12:30 PM MST, Fri, November 7, 2014.
You know how there is usually that one weather event every autumn that signals the arrival of the “winter” season? We’ll see that next week.
A long duration period of generally cloudy, unsettled weather and below average temperatures arrives Monday and is likely to persist all week for the Front Range, eastern Colorado, and southeastern Wyoming. It may not be here in full force Monday morning, but by Monday evening we are likely to enter a stretch where daytime temperatures remain near of below freezing even in the lower elevations, and nights may dip to the teens or lower. Western Colorado won’t see the change as dramatically.
I don’t expect a major snowfall with this cold snap, but widespread minor accumulations are probable across the Front Range and eastern plains beginning Monday.
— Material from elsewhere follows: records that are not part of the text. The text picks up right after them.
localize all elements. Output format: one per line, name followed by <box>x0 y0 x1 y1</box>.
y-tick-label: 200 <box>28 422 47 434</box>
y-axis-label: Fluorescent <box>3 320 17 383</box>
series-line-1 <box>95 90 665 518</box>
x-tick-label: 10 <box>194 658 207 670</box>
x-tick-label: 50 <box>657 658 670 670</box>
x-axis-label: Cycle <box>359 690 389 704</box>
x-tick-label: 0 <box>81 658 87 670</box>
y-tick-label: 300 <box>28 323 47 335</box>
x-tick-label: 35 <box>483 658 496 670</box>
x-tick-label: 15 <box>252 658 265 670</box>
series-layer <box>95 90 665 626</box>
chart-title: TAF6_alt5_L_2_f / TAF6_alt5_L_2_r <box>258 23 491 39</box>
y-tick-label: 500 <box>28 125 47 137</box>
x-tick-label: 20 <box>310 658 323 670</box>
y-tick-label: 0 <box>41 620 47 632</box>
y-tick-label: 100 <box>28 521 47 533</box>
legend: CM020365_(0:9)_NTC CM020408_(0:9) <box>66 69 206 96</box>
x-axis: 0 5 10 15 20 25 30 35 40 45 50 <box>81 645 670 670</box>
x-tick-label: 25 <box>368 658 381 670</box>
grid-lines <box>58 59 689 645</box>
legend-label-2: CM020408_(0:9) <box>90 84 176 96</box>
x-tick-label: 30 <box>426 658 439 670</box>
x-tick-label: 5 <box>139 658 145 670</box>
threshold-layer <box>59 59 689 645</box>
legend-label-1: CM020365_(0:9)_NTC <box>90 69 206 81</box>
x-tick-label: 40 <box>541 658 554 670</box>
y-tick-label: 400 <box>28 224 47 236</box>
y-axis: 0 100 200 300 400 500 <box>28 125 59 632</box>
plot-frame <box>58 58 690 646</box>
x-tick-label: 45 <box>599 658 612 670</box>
In fact, this is the type of setup that could result in areas of freezing drizzle and fog along the Front Range by Monday night or Tuesday.
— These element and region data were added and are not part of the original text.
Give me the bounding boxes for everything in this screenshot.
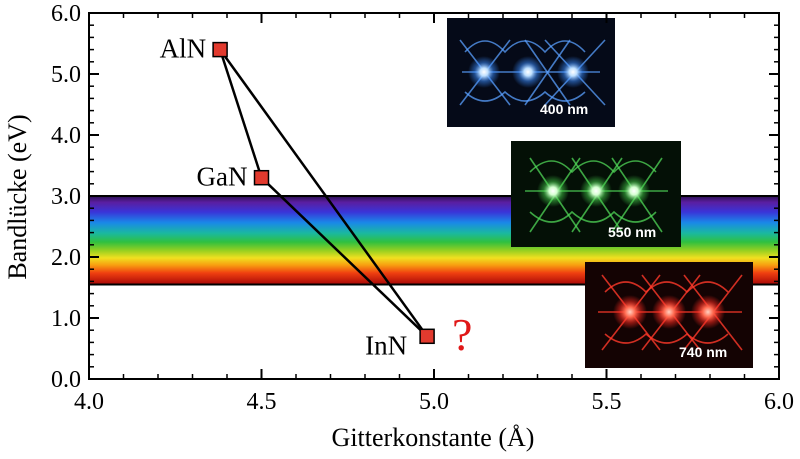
inset-label-740nm: 740 nm (679, 344, 727, 360)
connection-line-aln-gan (218, 49, 263, 179)
connection-line-aln-inn (219, 48, 429, 338)
point-labels: AlN GaN InN (160, 34, 408, 361)
y-tick-label: 2.0 (51, 245, 81, 271)
x-tick-label: 4.5 (247, 389, 277, 415)
axis-ticks (88, 12, 780, 380)
connection-line-gan-inn (260, 176, 428, 338)
point-label-inn: InN (365, 330, 407, 360)
question-mark-annotation: ? (452, 309, 472, 360)
y-tick-label: 6.0 (51, 1, 81, 27)
data-point-aln (212, 41, 228, 58)
y-tick-label: 3.0 (51, 184, 81, 210)
inset-label-400nm: 400 nm (540, 101, 588, 117)
point-label-gan: GaN (197, 162, 248, 192)
y-tick-label: 0.0 (51, 367, 81, 393)
x-axis-label: Gitterkonstante (Å) (332, 423, 535, 452)
y-tick-label: 4.0 (51, 123, 81, 149)
y-tick-label: 5.0 (51, 62, 81, 88)
data-point-inn (419, 328, 435, 345)
inset-label-550nm: 550 nm (608, 224, 656, 240)
x-tick-label: 6.0 (764, 389, 794, 415)
point-label-aln: AlN (160, 34, 207, 64)
connection-lines (218, 48, 429, 338)
x-tick-label: 4.0 (74, 389, 104, 415)
x-tick-label: 5.5 (592, 389, 622, 415)
tick-labels: 4.0 4.5 5.0 5.5 6.0 0.0 1.0 2.0 3.0 4.0 5.0 6.0 (51, 1, 794, 415)
data-points (212, 41, 435, 345)
led-inset-green: 550 nm (511, 141, 681, 247)
data-point-gan (253, 169, 270, 186)
led-inset-red: 740 nm (585, 262, 753, 368)
led-inset-blue: 400 nm (447, 18, 615, 127)
x-tick-label: 5.0 (419, 389, 449, 415)
y-tick-label: 1.0 (51, 306, 81, 332)
y-axis-label: Bandlücke (eV) (3, 114, 32, 279)
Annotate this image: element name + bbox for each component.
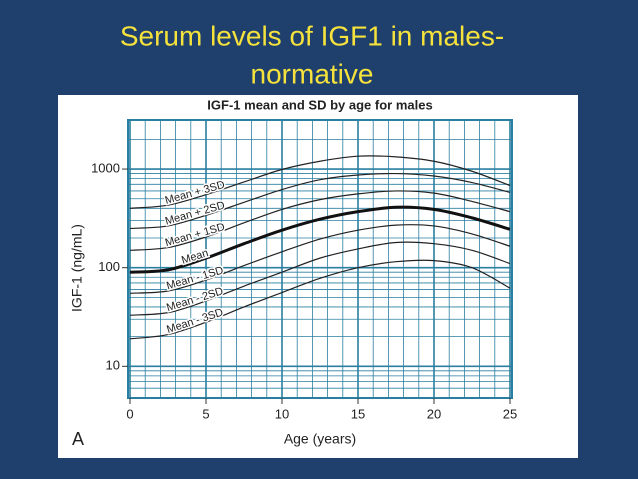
x-tick-label: 15 [351, 406, 365, 421]
series-line [129, 259, 511, 340]
series-line [129, 224, 511, 294]
y-tick-label: 1000 [91, 160, 120, 175]
series-line [129, 172, 511, 230]
plot-frame [127, 119, 513, 399]
x-tick-label: 25 [503, 406, 517, 421]
series-line [129, 205, 511, 274]
series-line [129, 241, 511, 316]
slide-title-line: Serum levels of IGF1 in males- [120, 20, 504, 51]
chart-panel [58, 95, 578, 458]
x-axis-label: Age (years) [284, 431, 356, 447]
x-tick-label: 20 [427, 406, 441, 421]
x-tick-label: 10 [275, 406, 289, 421]
panel-label: A [72, 429, 84, 449]
series-line [129, 155, 511, 209]
x-tick-label: 0 [126, 406, 133, 421]
slide-title-line: normative [251, 58, 374, 89]
x-tick-label: 5 [202, 406, 209, 421]
y-tick-label: 10 [106, 358, 120, 373]
series-line [129, 190, 511, 251]
y-axis-label: IGF-1 (ng/mL) [69, 224, 85, 312]
chart-title: IGF-1 mean and SD by age for males [207, 97, 432, 112]
y-tick-label: 100 [98, 259, 120, 274]
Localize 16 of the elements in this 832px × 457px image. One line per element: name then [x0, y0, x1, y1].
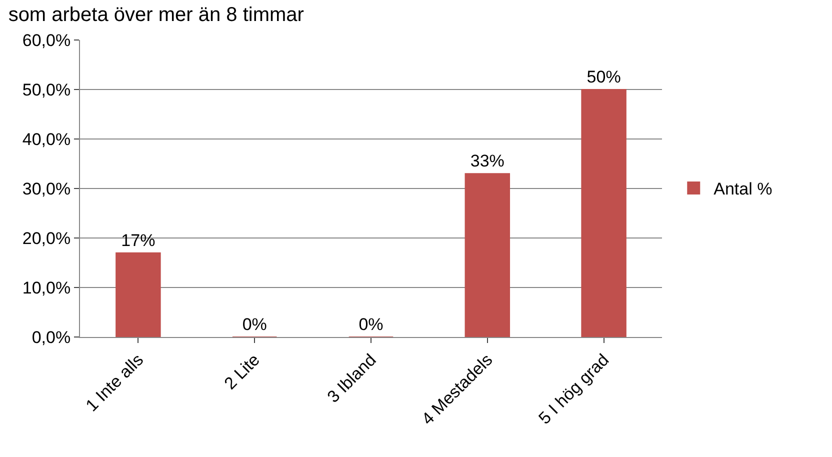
x-tick-label: 1 Inte alls	[82, 350, 148, 416]
y-tick-label: 50,0%	[22, 80, 71, 100]
data-label: 0%	[242, 315, 267, 334]
y-tick-label: 0,0%	[32, 328, 71, 347]
data-label: 0%	[358, 315, 384, 334]
data-label: 50%	[586, 68, 621, 86]
y-tick-label: 20,0%	[22, 228, 71, 248]
x-tick-label: 2 Lite	[220, 350, 264, 394]
legend-label: Antal %	[714, 180, 772, 199]
data-label: 33%	[470, 152, 504, 171]
y-tick-label: 10,0%	[22, 278, 71, 298]
chart-title: som arbeta över mer än 8 timmar	[8, 4, 304, 26]
y-tick-label: 30,0%	[22, 179, 71, 198]
y-tick-label: 40,0%	[22, 130, 71, 149]
y-tick-label: 60,0%	[22, 30, 71, 50]
data-label: 17%	[121, 230, 156, 250]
So after a slight chance of minor precipitation tonight, enjoy the mild autumn weekend. It should be a good time to do that final autumn cleanup in the yard and make sure your house and car are ready.
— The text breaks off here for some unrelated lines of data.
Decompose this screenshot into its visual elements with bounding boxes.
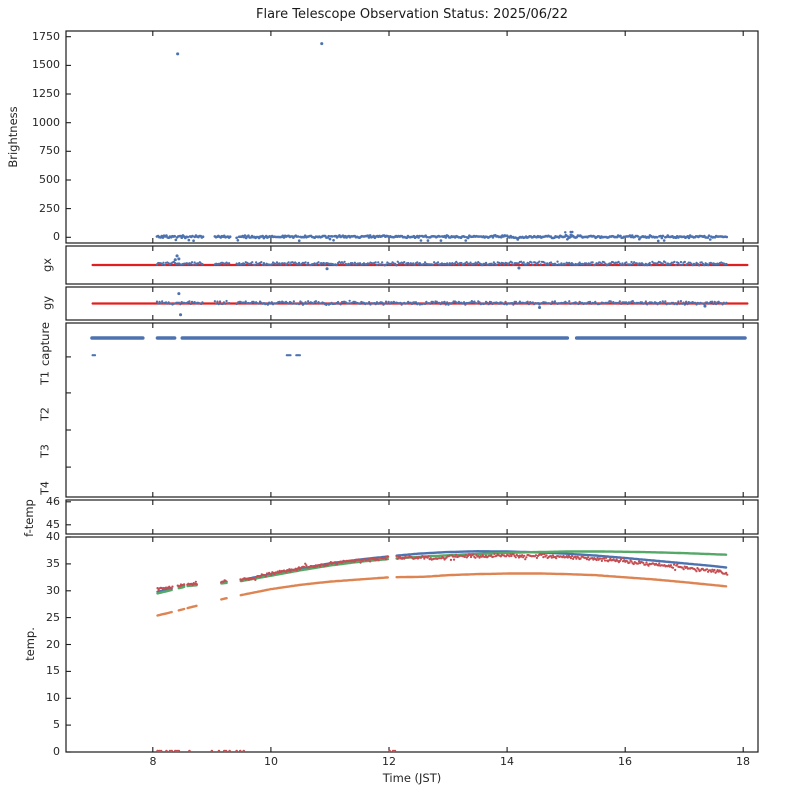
x-ticks-gy [152,287,744,320]
x-ticks-brightness [152,31,744,243]
y-tick-label-brightness: 1000 [32,116,60,129]
gx-scatter [155,260,728,267]
y-axis-label-capture: capture [38,321,52,367]
panel-gy [65,286,759,321]
brightness-outliers [176,42,324,56]
x-ticks-capture [152,323,744,497]
y-tick-label-T3: T3 [38,444,52,458]
x-tick-label: 16 [618,755,632,768]
y-tick-label-ftemp: 46 [46,495,60,508]
gx-outliers [173,254,521,271]
y-tick-label-brightness: 1750 [32,30,60,43]
y-tick-label-temp: 5 [53,718,60,731]
temp-orange-line [156,572,728,617]
x-tick-label: 12 [382,755,396,768]
y-tick-label-temp: 0 [53,745,60,758]
x-ticks-temp [152,537,744,752]
y-tick-label-temp: 35 [46,557,60,570]
y-tick-label-brightness: 1500 [32,58,60,71]
panel-brightness [65,30,759,244]
panel-ftemp [65,499,759,535]
panel-capture [65,322,759,498]
y-tick-label-brightness: 750 [39,144,60,157]
y-axis-label-gx: gx [40,257,54,273]
gy-scatter [155,299,728,306]
x-tick-label: 10 [264,755,278,768]
y-tick-label-brightness: 1250 [32,87,60,100]
y-tick-label-temp: 40 [46,530,60,543]
y-tick-label-temp: 15 [46,664,60,677]
y-tick-label-T1: T1 [38,371,52,385]
gy-outliers [177,292,707,317]
y-tick-label-ftemp: 45 [46,518,60,531]
x-ticks-ftemp [152,500,744,534]
y-axis-label-gy: gy [40,295,54,311]
x-axis-label: Time (JST) [382,771,442,785]
y-tick-label-temp: 20 [46,638,60,651]
temp-red-scatter [156,552,729,591]
brightness-bump [564,230,575,238]
brightness-scatter [155,234,729,243]
y-tick-label-T4: T4 [38,481,52,495]
y-tick-label-brightness: 0 [53,230,60,243]
x-tick-label: 18 [736,755,750,768]
y-tick-label-brightness: 250 [39,202,60,215]
y-tick-label-temp: 25 [46,611,60,624]
chart-title: Flare Telescope Observation Status: 2025… [256,7,568,22]
y-tick-label-T2: T2 [38,407,52,421]
x-tick-label: 8 [149,755,157,768]
y-tick-label-temp: 10 [46,691,60,704]
panel-temp [65,536,759,753]
x-tick-label: 14 [500,755,514,768]
x-ticks-gx [152,246,744,284]
y-tick-label-brightness: 500 [39,173,60,186]
y-tick-label-temp: 30 [46,584,60,597]
panel-gx [65,245,759,285]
For the weather weenies on the blog, this cold snap is the result of a weather pattern shift to a strong negative arctic oscillation. It was triggered at least in part by the remnants of the Pacific’s super typhoon Nuri that helped create an unusual surge of warmth into the arctic near Alaska. The anomalous poleward surge of warmth in the Pacific will be compensated by a southward surge of polar air in the eastern 2/3 of the United States.